Dimasak dengan Minyak Goreng Bekas, Makanan Jadi Mengandung Zat Perusak Otak
gospelangolano.com, JAKARTA – Menggoreng merupakan salah satu cara yang paling umum digunakan masyarakat di seluruh dunia untuk mengolah makanan. Surat kabar The Sun memberitakan, pada Jumat (19/4/2024), para ilmuwan dari Universitas Chicago di Chicago, Illinois, Amerika Serikat (AS) melakukan penelitian tentang efek gorengan dalam wajan besar berisi minyak goreng. . .
Mereka menemukan bahwa minyak goreng yang digunakan untuk memasak makanan dan memanaskannya kembali mengandung zat yang dapat merusak otak.
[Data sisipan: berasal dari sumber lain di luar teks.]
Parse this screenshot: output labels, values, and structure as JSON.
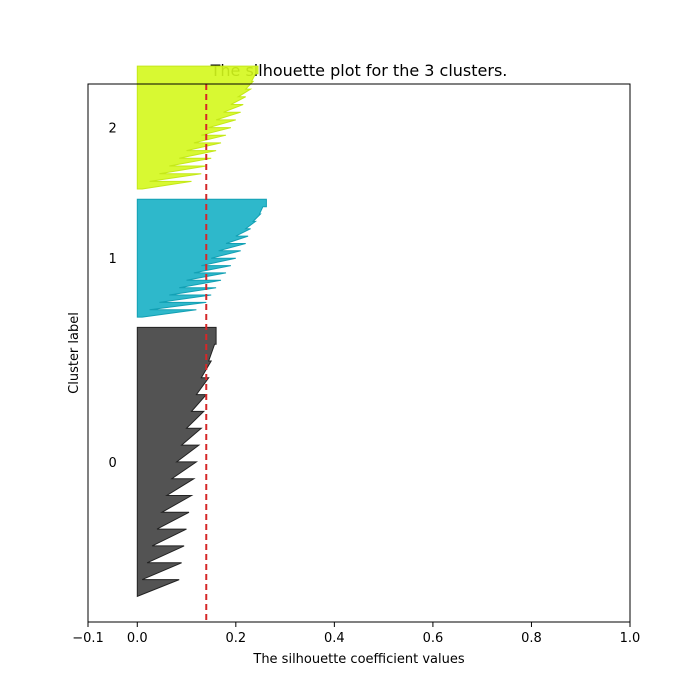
{
  "chart_data": {
    "type": "area",
    "title": "The silhouette plot for the 3 clusters.",
    "xlabel": "The silhouette coefficient values",
    "ylabel": "Cluster label",
    "xlim": [
      -0.1,
      1.0
    ],
    "xticks": [
      -0.1,
      0.0,
      0.2,
      0.4,
      0.6,
      0.8,
      1.0
    ],
    "xtick_labels": [
      "−0.1",
      "0.0",
      "0.2",
      "0.4",
      "0.6",
      "0.8",
      "1.0"
    ],
    "ylim": [
      0,
      210
    ],
    "grid": false,
    "average_silhouette": 0.14,
    "average_line_color": "#d62728",
    "clusters": [
      {
        "label": "0",
        "color": "#404040",
        "edge_color": "#222222",
        "y_range": [
          10,
          115
        ],
        "profile": [
          [
            0.16,
            0.16
          ],
          [
            0.157,
            0.145
          ],
          [
            0.15,
            0.13
          ],
          [
            0.145,
            0.12
          ],
          [
            0.14,
            0.11
          ],
          [
            0.135,
            0.1
          ],
          [
            0.13,
            0.09
          ],
          [
            0.125,
            0.08
          ],
          [
            0.12,
            0.07
          ],
          [
            0.115,
            0.06
          ],
          [
            0.11,
            0.05
          ],
          [
            0.105,
            0.04
          ],
          [
            0.1,
            0.03
          ],
          [
            0.095,
            0.02
          ],
          [
            0.09,
            0.01
          ],
          [
            0.085,
            0.0
          ]
        ]
      },
      {
        "label": "1",
        "color": "#17b0c5",
        "edge_color": "#12a0b4",
        "y_range": [
          119,
          165
        ],
        "profile": [
          [
            0.262,
            0.262
          ],
          [
            0.255,
            0.248
          ],
          [
            0.25,
            0.235
          ],
          [
            0.24,
            0.22
          ],
          [
            0.23,
            0.2
          ],
          [
            0.225,
            0.18
          ],
          [
            0.22,
            0.165
          ],
          [
            0.21,
            0.15
          ],
          [
            0.2,
            0.13
          ],
          [
            0.19,
            0.115
          ],
          [
            0.18,
            0.1
          ],
          [
            0.17,
            0.085
          ],
          [
            0.16,
            0.065
          ],
          [
            0.15,
            0.045
          ],
          [
            0.14,
            0.025
          ],
          [
            0.12,
            0.01
          ]
        ]
      },
      {
        "label": "2",
        "color": "#d4f81c",
        "edge_color": "#c4e818",
        "y_range": [
          169,
          217
        ],
        "profile": [
          [
            0.245,
            0.245
          ],
          [
            0.24,
            0.232
          ],
          [
            0.235,
            0.22
          ],
          [
            0.23,
            0.205
          ],
          [
            0.22,
            0.19
          ],
          [
            0.215,
            0.175
          ],
          [
            0.21,
            0.16
          ],
          [
            0.2,
            0.145
          ],
          [
            0.19,
            0.13
          ],
          [
            0.18,
            0.115
          ],
          [
            0.17,
            0.1
          ],
          [
            0.16,
            0.085
          ],
          [
            0.15,
            0.065
          ],
          [
            0.14,
            0.045
          ],
          [
            0.13,
            0.025
          ],
          [
            0.11,
            0.01
          ]
        ]
      }
    ]
  }
}
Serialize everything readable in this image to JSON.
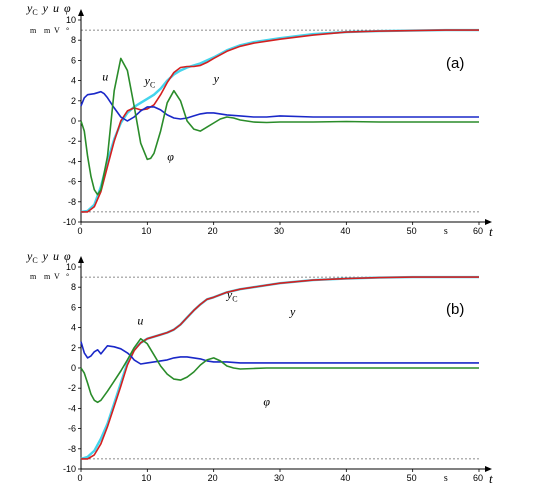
{
  "chart_data": [
    {
      "type": "line",
      "panel_label": "(a)",
      "ylabel_parts": [
        "y",
        "C",
        "y",
        "u",
        "φ"
      ],
      "units": [
        "m",
        "m",
        "V",
        "°"
      ],
      "xlabel": "t",
      "xunit": "s",
      "xlim": [
        0,
        60
      ],
      "ylim": [
        -10,
        10
      ],
      "x_ticks": [
        "0",
        "10",
        "20",
        "30",
        "40",
        "50",
        "60"
      ],
      "y_ticks": [
        "10",
        "8",
        "6",
        "4",
        "2",
        "0",
        "-2",
        "-4",
        "-6",
        "-8",
        "-10"
      ],
      "reference_lines": [
        9,
        -9
      ],
      "series": [
        {
          "key": "yC",
          "color": "#44d4ec",
          "x": [
            0,
            1,
            2,
            3,
            4,
            5,
            6,
            7,
            8,
            9,
            10,
            11,
            12,
            13,
            14,
            15,
            16,
            17,
            18,
            19,
            20,
            22,
            24,
            26,
            28,
            30,
            35,
            40,
            45,
            50,
            55,
            60
          ],
          "y": [
            -9,
            -8.9,
            -8.3,
            -6.5,
            -4,
            -1.8,
            -0.2,
            0.8,
            1.4,
            1.8,
            2.2,
            2.6,
            3.2,
            4,
            4.6,
            5,
            5.3,
            5.5,
            5.7,
            6,
            6.3,
            7,
            7.5,
            7.8,
            8,
            8.2,
            8.6,
            8.8,
            8.9,
            8.95,
            9,
            9
          ]
        },
        {
          "key": "y",
          "color": "#d42020",
          "x": [
            0,
            1,
            2,
            3,
            4,
            5,
            6,
            7,
            8,
            9,
            10,
            11,
            12,
            13,
            14,
            15,
            16,
            17,
            18,
            19,
            20,
            22,
            24,
            26,
            28,
            30,
            35,
            40,
            45,
            50,
            55,
            60
          ],
          "y": [
            -9,
            -9,
            -8.5,
            -7,
            -4.5,
            -2,
            0,
            1,
            1.3,
            1.1,
            1.2,
            1.6,
            2.6,
            3.8,
            4.8,
            5.3,
            5.4,
            5.4,
            5.5,
            5.8,
            6.2,
            6.9,
            7.4,
            7.7,
            7.9,
            8.1,
            8.5,
            8.8,
            8.9,
            8.95,
            9,
            9
          ]
        },
        {
          "key": "u",
          "color": "#1a28c8",
          "x": [
            0,
            0.5,
            1,
            2,
            3,
            3.5,
            4,
            5,
            6,
            7,
            8,
            9,
            10,
            11,
            12,
            13,
            14,
            15,
            16,
            17,
            18,
            19,
            20,
            22,
            24,
            26,
            28,
            30,
            35,
            40,
            45,
            50,
            55,
            60
          ],
          "y": [
            1.5,
            2.3,
            2.6,
            2.7,
            2.9,
            2.7,
            2.3,
            1.3,
            0.4,
            0,
            0.4,
            1,
            1.4,
            1.4,
            1.1,
            0.6,
            0.3,
            0.2,
            0.3,
            0.5,
            0.7,
            0.8,
            0.8,
            0.6,
            0.5,
            0.4,
            0.4,
            0.5,
            0.4,
            0.4,
            0.4,
            0.4,
            0.4,
            0.4
          ]
        },
        {
          "key": "phi",
          "color": "#2a8c2a",
          "x": [
            0,
            0.5,
            1,
            1.5,
            2,
            2.5,
            3,
            4,
            5,
            6,
            7,
            8,
            9,
            10,
            10.5,
            11,
            12,
            13,
            14,
            15,
            16,
            17,
            18,
            19,
            20,
            21,
            22,
            23,
            24,
            26,
            28,
            30,
            35,
            40,
            45,
            50,
            55,
            60
          ],
          "y": [
            0,
            -1,
            -3.5,
            -5.5,
            -6.8,
            -7.3,
            -6.8,
            -3.5,
            3,
            6.2,
            5,
            1.5,
            -2.2,
            -3.8,
            -3.7,
            -3.2,
            -1,
            1.8,
            3,
            2,
            0,
            -0.8,
            -1,
            -0.6,
            -0.2,
            0.2,
            0.4,
            0.3,
            0.1,
            -0.1,
            -0.15,
            -0.1,
            -0.1,
            -0.05,
            -0.1,
            -0.1,
            -0.1,
            -0.1
          ]
        }
      ],
      "annotations": [
        {
          "text": "u",
          "x": 3.2,
          "y": 4.0
        },
        {
          "text": "y",
          "x": 9.6,
          "y": 3.6,
          "sub": "C"
        },
        {
          "text": "y",
          "x": 20.0,
          "y": 3.8
        },
        {
          "text": "φ",
          "x": 13.0,
          "y": -3.9
        }
      ]
    },
    {
      "type": "line",
      "panel_label": "(b)",
      "ylabel_parts": [
        "y",
        "C",
        "y",
        "u",
        "φ"
      ],
      "units": [
        "m",
        "m",
        "V",
        "°"
      ],
      "xlabel": "t",
      "xunit": "s",
      "xlim": [
        0,
        60
      ],
      "ylim": [
        -10,
        10
      ],
      "x_ticks": [
        "0",
        "10",
        "20",
        "30",
        "40",
        "50",
        "60"
      ],
      "y_ticks": [
        "10",
        "8",
        "6",
        "4",
        "2",
        "0",
        "-2",
        "-4",
        "-6",
        "-8",
        "-10"
      ],
      "reference_lines": [
        9,
        -9
      ],
      "series": [
        {
          "key": "yC",
          "color": "#44d4ec",
          "x": [
            0,
            1,
            2,
            3,
            4,
            5,
            6,
            7,
            8,
            9,
            10,
            11,
            12,
            13,
            14,
            15,
            16,
            17,
            18,
            19,
            20,
            22,
            24,
            26,
            28,
            30,
            35,
            40,
            45,
            50,
            55,
            60
          ],
          "y": [
            -9,
            -8.8,
            -8.2,
            -7,
            -5.5,
            -3.5,
            -1.5,
            0.5,
            1.8,
            2.5,
            2.9,
            3.1,
            3.3,
            3.5,
            3.8,
            4.3,
            5,
            5.7,
            6.3,
            6.8,
            7,
            7.5,
            7.8,
            8,
            8.2,
            8.4,
            8.7,
            8.85,
            8.95,
            9,
            9,
            9
          ]
        },
        {
          "key": "y",
          "color": "#d42020",
          "x": [
            0,
            1,
            2,
            3,
            4,
            5,
            6,
            7,
            8,
            9,
            10,
            11,
            12,
            13,
            14,
            15,
            16,
            17,
            18,
            19,
            20,
            22,
            24,
            26,
            28,
            30,
            35,
            40,
            45,
            50,
            55,
            60
          ],
          "y": [
            -9,
            -9,
            -8.6,
            -7.5,
            -5.8,
            -3.8,
            -1.8,
            0.3,
            1.7,
            2.5,
            2.9,
            3.1,
            3.3,
            3.5,
            3.8,
            4.3,
            5,
            5.7,
            6.3,
            6.8,
            7,
            7.5,
            7.8,
            8,
            8.2,
            8.4,
            8.7,
            8.85,
            8.95,
            9,
            9,
            9
          ]
        },
        {
          "key": "u",
          "color": "#1a28c8",
          "x": [
            0,
            0.5,
            1,
            1.5,
            2,
            2.5,
            3,
            3.5,
            4,
            5,
            6,
            7,
            7.5,
            8,
            9,
            10,
            11,
            12,
            13,
            14,
            15,
            16,
            17,
            18,
            19,
            20,
            22,
            24,
            26,
            28,
            30,
            35,
            40,
            45,
            50,
            55,
            60
          ],
          "y": [
            2.6,
            1.5,
            1,
            1.2,
            1.6,
            1.8,
            1.4,
            1.8,
            2.2,
            2.1,
            1.9,
            1.5,
            1.2,
            0.8,
            0.4,
            0.5,
            0.6,
            0.7,
            0.8,
            1,
            1.1,
            1.1,
            1,
            0.9,
            0.7,
            0.6,
            0.6,
            0.5,
            0.5,
            0.5,
            0.5,
            0.5,
            0.5,
            0.5,
            0.5,
            0.5,
            0.5
          ]
        },
        {
          "key": "phi",
          "color": "#2a8c2a",
          "x": [
            0,
            0.5,
            1,
            1.5,
            2,
            2.5,
            3,
            4,
            5,
            6,
            7,
            8,
            9,
            10,
            11,
            12,
            13,
            14,
            15,
            16,
            17,
            18,
            19,
            20,
            21,
            22,
            23,
            24,
            26,
            28,
            30,
            35,
            40,
            45,
            50,
            55,
            60
          ],
          "y": [
            0,
            -0.5,
            -1.5,
            -2.6,
            -3.2,
            -3.4,
            -3.2,
            -2.3,
            -1.3,
            -0.3,
            0.8,
            2,
            2.9,
            2.4,
            1.3,
            0.2,
            -0.6,
            -1.1,
            -1.2,
            -0.9,
            -0.4,
            0.3,
            0.8,
            1,
            0.7,
            0.2,
            0,
            -0.1,
            -0.05,
            0,
            0,
            0,
            0,
            0,
            0,
            0,
            0
          ]
        }
      ],
      "annotations": [
        {
          "text": "u",
          "x": 8.5,
          "y": 4.3
        },
        {
          "text": "y",
          "x": 22.0,
          "y": 6.9,
          "sub": "C"
        },
        {
          "text": "y",
          "x": 31.5,
          "y": 5.2
        },
        {
          "text": "φ",
          "x": 27.5,
          "y": -3.7
        }
      ]
    }
  ]
}
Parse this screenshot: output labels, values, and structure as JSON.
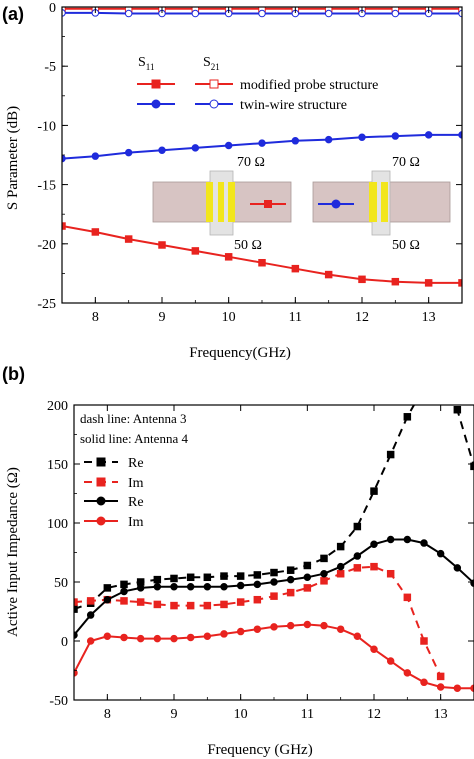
{
  "chart_data": [
    {
      "panel": "(a)",
      "type": "line",
      "xlabel": "Frequency(GHz)",
      "ylabel": "S Parameter (dB)",
      "xlim": [
        7.5,
        13.5
      ],
      "ylim": [
        -25,
        0
      ],
      "xticks": [
        "8",
        "9",
        "10",
        "11",
        "12",
        "13"
      ],
      "yticks": [
        "0",
        "-5",
        "-10",
        "-15",
        "-20",
        "-25"
      ],
      "legend_placement": "top-right",
      "legend_headers": {
        "s11": "S",
        "s11_sub": "11",
        "s21": "S",
        "s21_sub": "21"
      },
      "legend_rows": [
        "modified probe structure",
        "twin-wire structure"
      ],
      "series": [
        {
          "group": "modified probe structure",
          "param": "S11",
          "color": "#e8231f",
          "marker": "filled-square",
          "x": [
            7.5,
            8.0,
            8.5,
            9.0,
            9.5,
            10.0,
            10.5,
            11.0,
            11.5,
            12.0,
            12.5,
            13.0,
            13.5
          ],
          "y": [
            -18.5,
            -19.0,
            -19.6,
            -20.1,
            -20.6,
            -21.1,
            -21.6,
            -22.1,
            -22.6,
            -23.0,
            -23.2,
            -23.3,
            -23.3
          ]
        },
        {
          "group": "modified probe structure",
          "param": "S21",
          "color": "#e8231f",
          "marker": "open-square",
          "x": [
            7.5,
            8.0,
            8.5,
            9.0,
            9.5,
            10.0,
            10.5,
            11.0,
            11.5,
            12.0,
            12.5,
            13.0,
            13.5
          ],
          "y": [
            -0.15,
            -0.15,
            -0.15,
            -0.15,
            -0.15,
            -0.15,
            -0.15,
            -0.15,
            -0.15,
            -0.15,
            -0.15,
            -0.15,
            -0.15
          ]
        },
        {
          "group": "twin-wire structure",
          "param": "S11",
          "color": "#1f2bdc",
          "marker": "filled-circle",
          "x": [
            7.5,
            8.0,
            8.5,
            9.0,
            9.5,
            10.0,
            10.5,
            11.0,
            11.5,
            12.0,
            12.5,
            13.0,
            13.5
          ],
          "y": [
            -12.8,
            -12.6,
            -12.3,
            -12.1,
            -11.9,
            -11.7,
            -11.5,
            -11.3,
            -11.2,
            -11.0,
            -10.9,
            -10.8,
            -10.8
          ]
        },
        {
          "group": "twin-wire structure",
          "param": "S21",
          "color": "#1f2bdc",
          "marker": "open-circle",
          "x": [
            7.5,
            8.0,
            8.5,
            9.0,
            9.5,
            10.0,
            10.5,
            11.0,
            11.5,
            12.0,
            12.5,
            13.0,
            13.5
          ],
          "y": [
            -0.5,
            -0.5,
            -0.55,
            -0.55,
            -0.55,
            -0.55,
            -0.55,
            -0.55,
            -0.55,
            -0.55,
            -0.55,
            -0.55,
            -0.55
          ]
        }
      ],
      "inset": {
        "label_top_left": "70 Ω",
        "label_top_right": "70 Ω",
        "label_bottom_left": "50 Ω",
        "label_bottom_right": "50 Ω"
      }
    },
    {
      "panel": "(b)",
      "type": "line",
      "xlabel": "Frequency (GHz)",
      "ylabel": "Active Input Impedance (Ω)",
      "xlim": [
        7.5,
        13.5
      ],
      "ylim": [
        -50,
        200
      ],
      "xticks": [
        "8",
        "9",
        "10",
        "11",
        "12",
        "13"
      ],
      "yticks": [
        "200",
        "150",
        "100",
        "50",
        "0",
        "-50"
      ],
      "annotations": [
        "dash line: Antenna 3",
        "solid line: Antenna 4"
      ],
      "legend_placement": "top-left",
      "series": [
        {
          "name": "Re",
          "antenna": "Antenna 3",
          "style": "dash",
          "color": "#000000",
          "marker": "square",
          "x": [
            7.5,
            7.75,
            8.0,
            8.25,
            8.5,
            8.75,
            9.0,
            9.25,
            9.5,
            9.75,
            10.0,
            10.25,
            10.5,
            10.75,
            11.0,
            11.25,
            11.5,
            11.75,
            12.0,
            12.25,
            12.5,
            12.75,
            13.0,
            13.25,
            13.5
          ],
          "y": [
            27,
            32,
            45,
            48,
            50,
            52,
            53,
            54,
            54,
            55,
            55,
            56,
            58,
            60,
            64,
            70,
            80,
            97,
            127,
            158,
            190,
            215,
            215,
            196,
            148
          ]
        },
        {
          "name": "Im",
          "antenna": "Antenna 3",
          "style": "dash",
          "color": "#e8231f",
          "marker": "square",
          "x": [
            7.5,
            7.75,
            8.0,
            8.25,
            8.5,
            8.75,
            9.0,
            9.25,
            9.5,
            9.75,
            10.0,
            10.25,
            10.5,
            10.75,
            11.0,
            11.25,
            11.5,
            11.75,
            12.0,
            12.25,
            12.5,
            12.75,
            13.0
          ],
          "y": [
            33,
            34,
            35,
            34,
            33,
            31,
            30,
            30,
            30,
            31,
            33,
            35,
            38,
            41,
            45,
            51,
            57,
            62,
            63,
            57,
            37,
            0,
            -30
          ]
        },
        {
          "name": "Re",
          "antenna": "Antenna 4",
          "style": "solid",
          "color": "#000000",
          "marker": "circle",
          "x": [
            7.5,
            7.75,
            8.0,
            8.25,
            8.5,
            8.75,
            9.0,
            9.25,
            9.5,
            9.75,
            10.0,
            10.25,
            10.5,
            10.75,
            11.0,
            11.25,
            11.5,
            11.75,
            12.0,
            12.25,
            12.5,
            12.75,
            13.0,
            13.25,
            13.5
          ],
          "y": [
            5,
            22,
            35,
            42,
            45,
            46,
            46,
            46,
            46,
            46,
            47,
            48,
            50,
            52,
            54,
            57,
            63,
            72,
            82,
            86,
            86,
            83,
            74,
            62,
            49
          ]
        },
        {
          "name": "Im",
          "antenna": "Antenna 4",
          "style": "solid",
          "color": "#e8231f",
          "marker": "circle",
          "x": [
            7.5,
            7.75,
            8.0,
            8.25,
            8.5,
            8.75,
            9.0,
            9.25,
            9.5,
            9.75,
            10.0,
            10.25,
            10.5,
            10.75,
            11.0,
            11.25,
            11.5,
            11.75,
            12.0,
            12.25,
            12.5,
            12.75,
            13.0,
            13.25,
            13.5
          ],
          "y": [
            -27,
            0,
            4,
            3,
            2,
            2,
            2,
            3,
            4,
            6,
            8,
            10,
            12,
            13,
            14,
            13,
            10,
            4,
            -7,
            -17,
            -27,
            -35,
            -39,
            -40,
            -40
          ]
        }
      ]
    }
  ]
}
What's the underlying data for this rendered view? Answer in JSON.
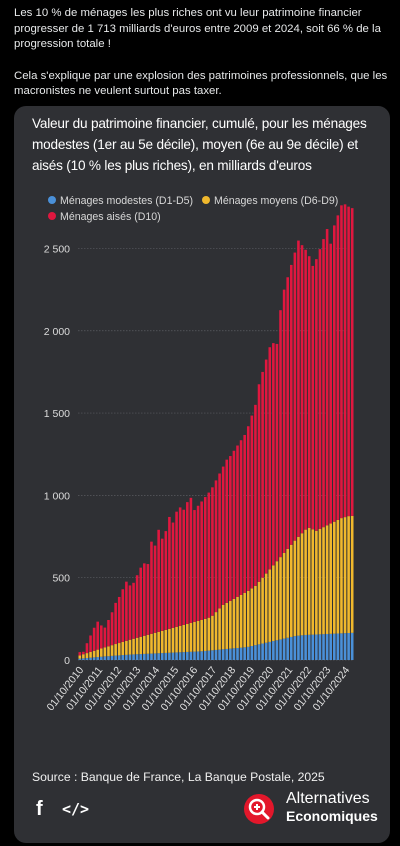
{
  "post": {
    "paragraph1": "Les 10 % de ménages les plus riches ont vu leur patrimoine financier progresser de 1 713 milliards d'euros entre 2009 et 2024, soit 66 % de la progression totale !",
    "paragraph2": "Cela s'explique par une explosion des patrimoines professionnels, que les macronistes ne veulent surtout pas taxer."
  },
  "card": {
    "source": "Source : Banque de France, La Banque Postale, 2025",
    "brand_line1": "Alternatives",
    "brand_line2": "Economiques",
    "facebook_icon": "f",
    "embed_icon": "</>"
  },
  "chart_data": {
    "type": "bar",
    "stacked": true,
    "title": "Valeur du patrimoine financier, cumulé, pour les ménages modestes (1er au 5e décile), moyen (6e au 9e décile) et aisés (10 % les plus riches), en milliards d'euros",
    "ylim": [
      0,
      2600
    ],
    "yticks": [
      "0",
      "500",
      "1 000",
      "1 500",
      "2 000",
      "2 500"
    ],
    "ytick_values": [
      0,
      500,
      1000,
      1500,
      2000,
      2500
    ],
    "xtick_labels": [
      "01/10/2010",
      "01/10/2011",
      "01/10/2012",
      "01/10/2013",
      "01/10/2014",
      "01/10/2015",
      "01/10/2016",
      "01/10/2017",
      "01/10/2018",
      "01/10/2019",
      "01/10/2020",
      "01/10/2021",
      "01/10/2022",
      "01/10/2023",
      "01/10/2024"
    ],
    "grid": true,
    "legend_position": "top",
    "colors": {
      "modestes": "#4a90d9",
      "moyens": "#f0b82d",
      "aises": "#e0173f"
    },
    "series": [
      {
        "name": "Ménages modestes (D1-D5)",
        "key": "modestes",
        "values": [
          8,
          10,
          12,
          14,
          16,
          18,
          20,
          22,
          23,
          25,
          27,
          28,
          30,
          31,
          33,
          34,
          35,
          36,
          37,
          38,
          39,
          40,
          41,
          42,
          43,
          44,
          45,
          46,
          47,
          48,
          49,
          50,
          51,
          52,
          53,
          55,
          57,
          59,
          61,
          63,
          65,
          67,
          69,
          71,
          73,
          75,
          77,
          80,
          85,
          90,
          95,
          100,
          105,
          110,
          115,
          120,
          125,
          130,
          135,
          140,
          145,
          148,
          150,
          152,
          153,
          154,
          155,
          156,
          157,
          158,
          159,
          160,
          161,
          162,
          163,
          164,
          165
        ]
      },
      {
        "name": "Ménages moyens (D6-D9)",
        "key": "moyens",
        "values": [
          20,
          25,
          30,
          35,
          40,
          45,
          50,
          55,
          60,
          65,
          70,
          75,
          80,
          85,
          90,
          95,
          100,
          105,
          110,
          115,
          120,
          125,
          130,
          135,
          140,
          145,
          150,
          155,
          160,
          165,
          170,
          175,
          180,
          185,
          190,
          195,
          200,
          210,
          230,
          250,
          270,
          280,
          290,
          300,
          310,
          320,
          330,
          340,
          350,
          360,
          380,
          400,
          420,
          440,
          460,
          480,
          500,
          520,
          540,
          560,
          580,
          600,
          620,
          640,
          650,
          640,
          630,
          640,
          650,
          660,
          670,
          680,
          690,
          700,
          705,
          710,
          710
        ]
      },
      {
        "name": "Ménages aisés (D10)",
        "key": "aises",
        "values": [
          20,
          15,
          60,
          100,
          140,
          170,
          140,
          120,
          160,
          200,
          250,
          280,
          320,
          360,
          330,
          340,
          380,
          420,
          440,
          430,
          560,
          530,
          620,
          560,
          600,
          680,
          640,
          700,
          720,
          700,
          740,
          760,
          680,
          700,
          720,
          740,
          760,
          780,
          800,
          820,
          840,
          870,
          880,
          900,
          920,
          940,
          960,
          1000,
          1050,
          1100,
          1200,
          1250,
          1300,
          1350,
          1350,
          1320,
          1500,
          1600,
          1650,
          1700,
          1750,
          1800,
          1750,
          1700,
          1650,
          1600,
          1650,
          1700,
          1750,
          1800,
          1700,
          1800,
          1850,
          1900,
          1900,
          1880,
          1870
        ]
      }
    ]
  }
}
Zat berbahaya tersebut masuk ke dalam makanan yang dikonsumsi manusia.
Banyak restoran di berbagai belahan dunia menggunakan minyak untuk memasak makanan. Rantai yang lebih cepat biasanya menggunakan oli selama satu hari, beberapa hari, atau minggu.
Dalam penelitian tersebut, tikus dibagi menjadi lima kelompok. Masing-masing diberi makanan normal, atau makanan yang ditambah dengan minyak wijen atau bunga matahari, atau dipanaskan.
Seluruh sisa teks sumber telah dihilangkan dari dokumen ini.